Dr Owens: I agree. The average consumer will only think about the cost to themselves and not about the cost to society. In the end, however, they wind up paying as the cost of their benefits will continue to increase.
So, in some instances, coupons can help improve the value of care, but once a line is crossed the reverse becomes true. Though not a direct corollary, it sounds a little like the tension that exists between health systems that promote annual mammograms and plans that limit them based on guidelines.
Dr Owens: You hit on one of the major issues in the US health care system—the current system is designed to promote overuse, misuse, and waste. Our current reimbursement models are about doing more or providing more services and getting paid more.
The strategy behind drug coupons is not much different than hospitals promoting expensive technologies that often don’t improve outcomes, but increase revenues to the hospital. Consumers often believe incorrectly that newer is better, more technology is superior, and that medicine will evolve to cover whatever lifestyle indiscretions they choose. Using a coupon to get a more expensive drug is just one example.
Since coupons appear to be a fixture, what can payers and PBMs do to ensure they are fulfilling their mission of delivering value-based care? And what should they keep in mind?
Dr Owens: Private payers can follow in Medicare’s footsteps and not allow coupons. Regardless, this will continue to be power struggle between big payers and big pharma to do what they perceive as best for their businesses. Meanwhile costs go up.
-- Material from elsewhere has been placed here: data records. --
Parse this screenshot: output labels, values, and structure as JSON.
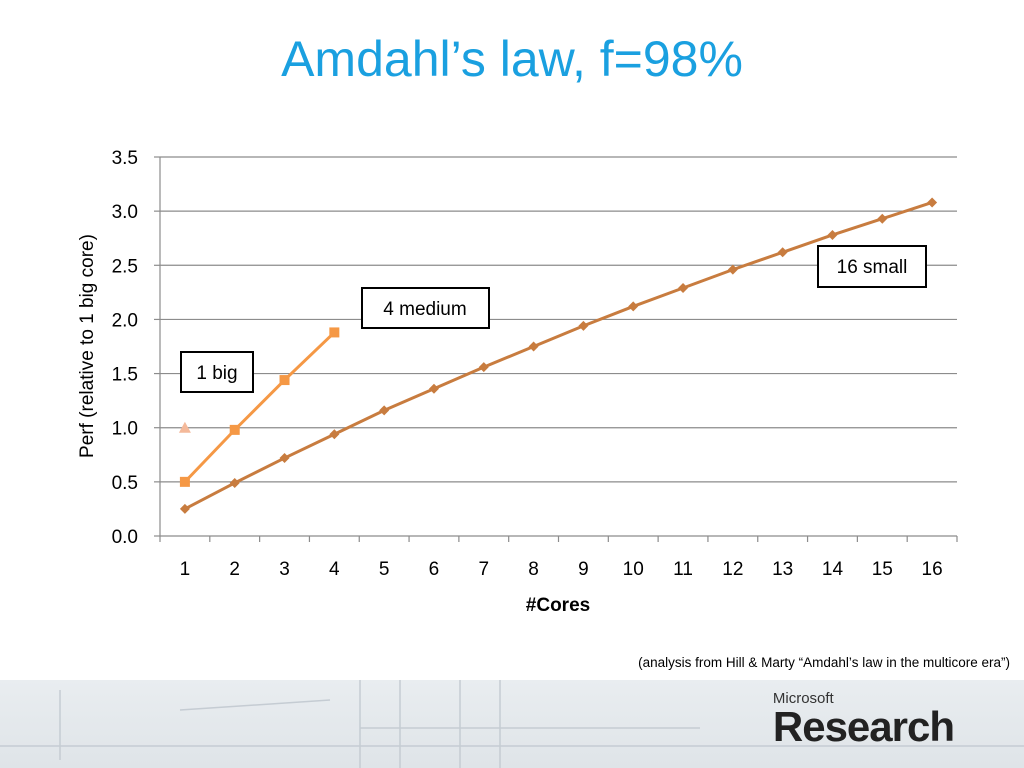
{
  "slide": {
    "title": "Amdahl’s law, f=98%",
    "source_note": "(analysis from Hill & Marty “Amdahl’s law in the multicore era”)",
    "logo_small": "Microsoft",
    "logo_big": "Research"
  },
  "chart_data": {
    "type": "line",
    "title": "",
    "xlabel": "#Cores",
    "ylabel": "Perf (relative to 1 big core)",
    "ylim": [
      0,
      3.5
    ],
    "ytick_labels": [
      "0.0",
      "0.5",
      "1.0",
      "1.5",
      "2.0",
      "2.5",
      "3.0",
      "3.5"
    ],
    "categories": [
      "1",
      "2",
      "3",
      "4",
      "5",
      "6",
      "7",
      "8",
      "9",
      "10",
      "11",
      "12",
      "13",
      "14",
      "15",
      "16"
    ],
    "grid": true,
    "series": [
      {
        "name": "1 big",
        "color": "#f4b99a",
        "marker": "triangle",
        "x": [
          1
        ],
        "values": [
          1.0
        ]
      },
      {
        "name": "4 medium",
        "color": "#f59845",
        "marker": "square",
        "x": [
          1,
          2,
          3,
          4
        ],
        "values": [
          0.5,
          0.98,
          1.44,
          1.88
        ]
      },
      {
        "name": "16 small",
        "color": "#c87c3f",
        "marker": "diamond",
        "x": [
          1,
          2,
          3,
          4,
          5,
          6,
          7,
          8,
          9,
          10,
          11,
          12,
          13,
          14,
          15,
          16
        ],
        "values": [
          0.25,
          0.49,
          0.72,
          0.94,
          1.16,
          1.36,
          1.56,
          1.75,
          1.94,
          2.12,
          2.29,
          2.46,
          2.62,
          2.78,
          2.93,
          3.08
        ]
      }
    ]
  }
}
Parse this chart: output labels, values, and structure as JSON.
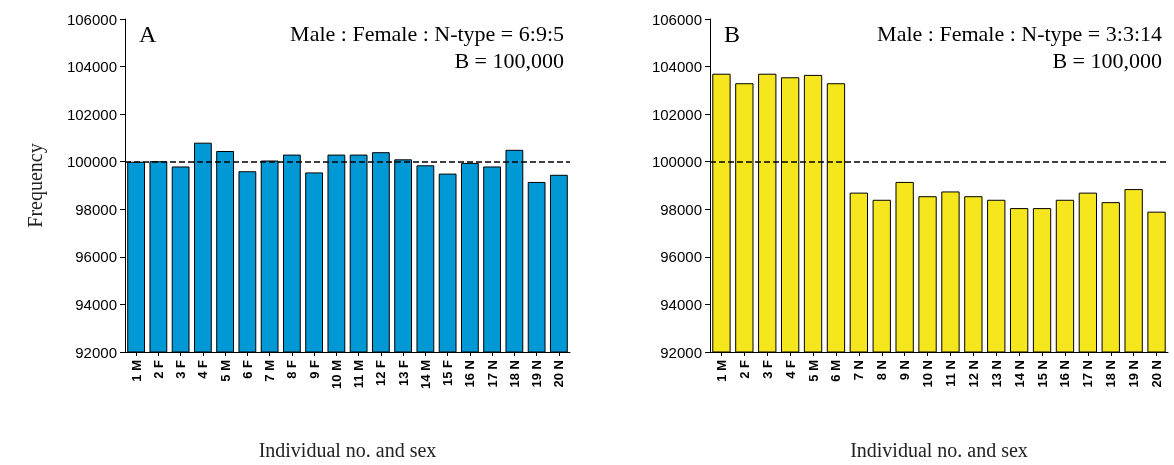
{
  "chart_data": [
    {
      "type": "bar",
      "xlabel": "Individual no. and sex",
      "ylabel": "Frequency",
      "annotations": [
        "A",
        "Male : Female : N-type = 6:9:5",
        "B = 100,000"
      ],
      "categories": [
        "1 M",
        "2 F",
        "3 F",
        "4 F",
        "5 M",
        "6 F",
        "7 M",
        "8 F",
        "9 F",
        "10 M",
        "11 M",
        "12 F",
        "13 F",
        "14 M",
        "15 F",
        "16 N",
        "17 N",
        "18 N",
        "19 N",
        "20 N"
      ],
      "series": [
        {
          "color": "#0099d6",
          "values": [
            100000,
            100020,
            99800,
            100800,
            100450,
            99600,
            100050,
            100300,
            99550,
            100300,
            100300,
            100400,
            100100,
            99850,
            99500,
            99950,
            99800,
            100500,
            99150,
            99450
          ]
        }
      ],
      "ylim": [
        92000,
        106000
      ],
      "yticks": [
        92000,
        94000,
        96000,
        98000,
        100000,
        102000,
        104000,
        106000
      ],
      "ref_lines": [
        {
          "axis": "y",
          "value": 100000,
          "line_style": "dashed",
          "color": "#000000"
        }
      ]
    },
    {
      "type": "bar",
      "xlabel": "Individual no. and sex",
      "annotations": [
        "B",
        "Male : Female : N-type = 3:3:14",
        "B = 100,000"
      ],
      "categories": [
        "1 M",
        "2 F",
        "3 F",
        "4 F",
        "5 M",
        "6 M",
        "7 N",
        "8 N",
        "9 N",
        "10 N",
        "11 N",
        "12 N",
        "13 N",
        "14 N",
        "15 N",
        "16 N",
        "17 N",
        "18 N",
        "19 N",
        "20 N"
      ],
      "series": [
        {
          "color": "#f5e61e",
          "values": [
            103700,
            103300,
            103700,
            103550,
            103650,
            103300,
            98700,
            98400,
            99150,
            98550,
            98750,
            98550,
            98400,
            98050,
            98050,
            98400,
            98700,
            98300,
            98850,
            97900
          ]
        }
      ],
      "ylim": [
        92000,
        106000
      ],
      "yticks": [
        92000,
        94000,
        96000,
        98000,
        100000,
        102000,
        104000,
        106000
      ],
      "ref_lines": [
        {
          "axis": "y",
          "value": 100000,
          "line_style": "dashed",
          "color": "#000000"
        }
      ]
    }
  ]
}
Mr Smith: Insurers want to pay less and still maintain low-cost members paying premiums. When high-cost specialty drug also come with coupons, payers don’t mind them at all because it may keep members compliant.
Dr Pezalla: Stricter formulary management comes with a price, both the cost of doing the management on the payer side, and the cost of dealing with it on the patient and provider side. Ultimately what will help is cost transparency, reconsidering the role of Medicaid best price and other mechanisms that create a floor for nongovernment programs, and fairer distribution of rebates/discounts.
Dr Vogenberg: Payers really can’t do much since they are an integral part of the overall problem. There are examples of payers suing each other alleging business practice fraud.
Meanwhile, purchasers of care are in a position to drive real market change, along with patients who are the true consumers of health care. Consumer involvement is demonstrated in several class action lawsuits currently underway.
Mr Smith: And Congress is now looking at the impact of high copays and deductibles on outcomes. It’s all in the benefit design. Most people don’t get that. Everybody wants everything, and they don’t want to pay for it.
Imagine the day if and when we get single-payer health insurance!